Al colgar el tubo del teléfono me sentía contento, casi eufórico, una sensación que me invade a menudo cuando he superado alguna dificultad, y me di un homenaje sirviéndome un cuarto de vaso de whisky, algo que no suelo hacer a esa hora del día. Mi euforia duraba, tal vez gracias al whisky, y me permití otro cuarto de vaso. Cerca de las siete y media salí de mi casa y me dirigí al Koryfee, un café que no hace honor a su nombre pero donde a veces me tomo una o dos cervezas.
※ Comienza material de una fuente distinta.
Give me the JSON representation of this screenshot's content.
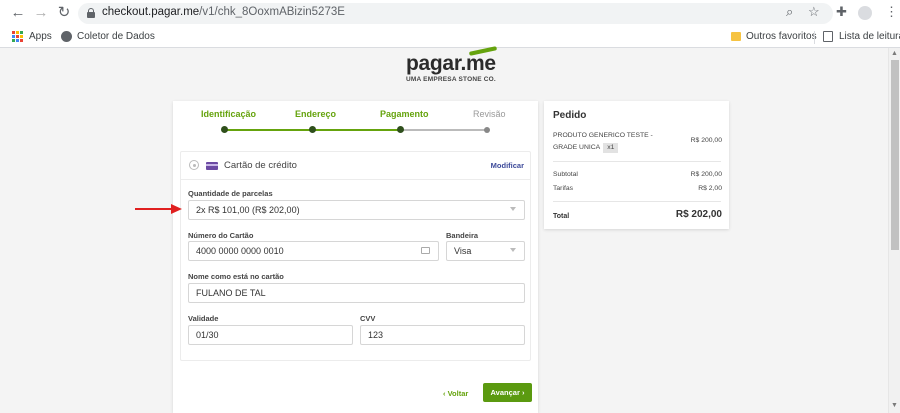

Allí me encontré con Karl Homann, un hombre de mi edad que vive en el barrio y con quien tengo una relación algo forzada porque en una ocasión me salvó la vida. Por suerte no estaba solo, así que cuando me invitó a sentarme con él, me pareció que podía permitirme buscar una mesa para mí solo. Fui hacia el fondo del local. El hecho de haber tenido el coraje de rechazar su invitación me había alterado de tal manera que no descubrí a Marion, una mujer con quien había tenido una relación no del todo carente de dolor, hasta después de haberme sentado. Estaba sentada tres mesas más allá. Hojeaba un periódico y posiblemente aún no me había visto. Tampoco yo habría tenido necesariamente que verla a ella, y pedí una cerveza mientras esperaba la evolución de los hechos. No obstante, había algo insoportable en esa situación, y forcé que nuestras miradas se cruzaran. Y cuando al rato ella levantó la vista del periódico y me miró, comprendí que me había descubierto hacía tiempo. Le sonreí y levanté mi vaso. Ella levantó el suyo, dobló el periódico y se acercó a mi mesa. Me levanté. Otto, dijo, y me dio un abrazo. Luego añadió: ¿Puedo sentarme? Claro, contesté, pero me iré pronto, voy a casa de mi hermana. Cogió su vaso. Parecía algo alterada. Dijo que estaba encantada de verme, y yo dije que estaba encantado de verla a ella. Dijo que pensaba a menudo en mí. No contesté, aunque yo también pensaba en ella, pero, eso sí, con sentimientos algo contradictorios, en parte debido a su vehemencia sexual, a la que yo no había logrado corresponder, lo que en una ocasión, la última, le había hecho exclamar que un coito no es una misa. Le pregunté, para desviar la conversación, cómo se encontraba, y charlamos tranquilamente hasta que apuré mi vaso y dije que tenía que marcharme. Entonces ella también se iría, dijo. Después, al levantarnos, añadió: Si no hubieras tenido que ir a ver a tu hermana, ¿habrías querido venir a mi casa? Me habría sentido tentado, le contesté. Llámame alguna vez, dijo. Sí, contesté.
Me acompañó hasta la parada del autobús, allí se apretó contra mí, susurrando palabras atrevidas y frívolas que le hubieran causado un dilema mayor a mi cuerpo de no haber llegado el autobús, pero llegó, y ella volvió a decir: Llámame. Sí, contesté.